Le démon et la shampooineuse
Chapitre 1 : Le démon et la shampooineuse
2808 mots, Catégorie: G
Dernière mise à jour 04/12/2025 10:19
Mais tiens-toi un peu tranquille cinq minutes ! ronchonna l’ex-scribe enregistreur.
Elle avait récemment quitté le bas de l’échelle de la hiérarchie angélique, pour se voir propulsée au rang de Gardienne du Temple de la Littérature et Ambassade Officielle du Paradis que constituait la librairie A.Z. Fell & Co. Bien entendu, cette promotion aussi soudaine qu’inattendue l’avait enchantée, même si un vague sentiment de manque l’envahissait parfois. Non pas qu’elle regrettait son ancien job, loin s’en faut. Elle souffrait en silence là-haut, et sans jamais se plaindre, du fait que l’on n’ait besoin de ses services qu’une fois tous les trois ou quatre siècles, et la solitude lui pesait. Ici, elle était aux anges car elle voyait du monde, même si les clients étaient peu nombreux (mais qu’est-ce qui les avait donc découragés à ce point ? se demandait-elle parfois).

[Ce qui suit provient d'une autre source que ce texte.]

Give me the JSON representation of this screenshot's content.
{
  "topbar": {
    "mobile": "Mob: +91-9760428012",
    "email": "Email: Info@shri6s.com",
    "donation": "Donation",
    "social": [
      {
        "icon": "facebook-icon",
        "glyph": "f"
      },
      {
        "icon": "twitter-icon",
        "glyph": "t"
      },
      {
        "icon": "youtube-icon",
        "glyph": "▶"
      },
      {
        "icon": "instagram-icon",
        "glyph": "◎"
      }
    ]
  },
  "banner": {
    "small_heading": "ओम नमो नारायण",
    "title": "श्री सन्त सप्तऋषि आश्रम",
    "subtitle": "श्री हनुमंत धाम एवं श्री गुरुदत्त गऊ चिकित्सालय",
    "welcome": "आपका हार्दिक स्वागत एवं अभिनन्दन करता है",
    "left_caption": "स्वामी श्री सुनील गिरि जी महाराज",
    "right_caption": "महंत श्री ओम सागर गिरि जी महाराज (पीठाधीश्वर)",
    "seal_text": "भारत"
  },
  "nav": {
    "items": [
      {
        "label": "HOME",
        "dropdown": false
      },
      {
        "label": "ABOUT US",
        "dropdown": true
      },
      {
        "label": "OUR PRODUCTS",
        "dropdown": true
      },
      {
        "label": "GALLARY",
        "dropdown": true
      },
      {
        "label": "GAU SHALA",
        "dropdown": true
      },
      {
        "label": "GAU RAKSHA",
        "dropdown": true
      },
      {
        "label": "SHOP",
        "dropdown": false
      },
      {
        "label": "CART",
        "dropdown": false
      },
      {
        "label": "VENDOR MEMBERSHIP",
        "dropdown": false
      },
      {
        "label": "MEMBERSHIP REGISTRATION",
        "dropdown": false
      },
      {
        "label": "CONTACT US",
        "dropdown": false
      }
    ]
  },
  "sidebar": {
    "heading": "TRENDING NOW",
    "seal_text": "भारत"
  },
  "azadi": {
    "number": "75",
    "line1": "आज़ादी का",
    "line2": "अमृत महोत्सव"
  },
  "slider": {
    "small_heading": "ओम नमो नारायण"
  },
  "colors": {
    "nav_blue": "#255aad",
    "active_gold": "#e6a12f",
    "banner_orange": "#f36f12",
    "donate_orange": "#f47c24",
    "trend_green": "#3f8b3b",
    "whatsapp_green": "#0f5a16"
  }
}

Et puis elle s’était découvert une passion pour les livres humains. Ça racontait des histoires, ça la faisait rêver. Ah ! C’était autre chose que les contrats ou les permis rédigés en termes abscons sur d’interminables rouleaux, malcommodes à manipuler, impossibles à ranger ! Là, pour lire la suite, on tournait des pages. Des PAGES, rendez-vous compte ! Écrites des deux côtés ! Quel progrès, quelle invention magnifique ! Et tous ces ouvrages, rangés sur les rayonnages, avec leur jolies reliures de cuir de toutes les couleurs, c’était de toute beauté ! Depuis qu’elle avait mis le nez dans “The Crow Road”, avec la bénédiction du Métatron lui-même, elle n’avait cessé de s’extasier devant tout ce qu’avaient à lui offrir ces hommes et ces femmes bourrés de talent et d’inventivité. Elle avait un faible pour les œuvres de Jane Austen, et découvrait avec curiosité et émerveillement l’extraordinaire palette des sentiments humains, dont elle n’aurait jamais soupçonné l’existence.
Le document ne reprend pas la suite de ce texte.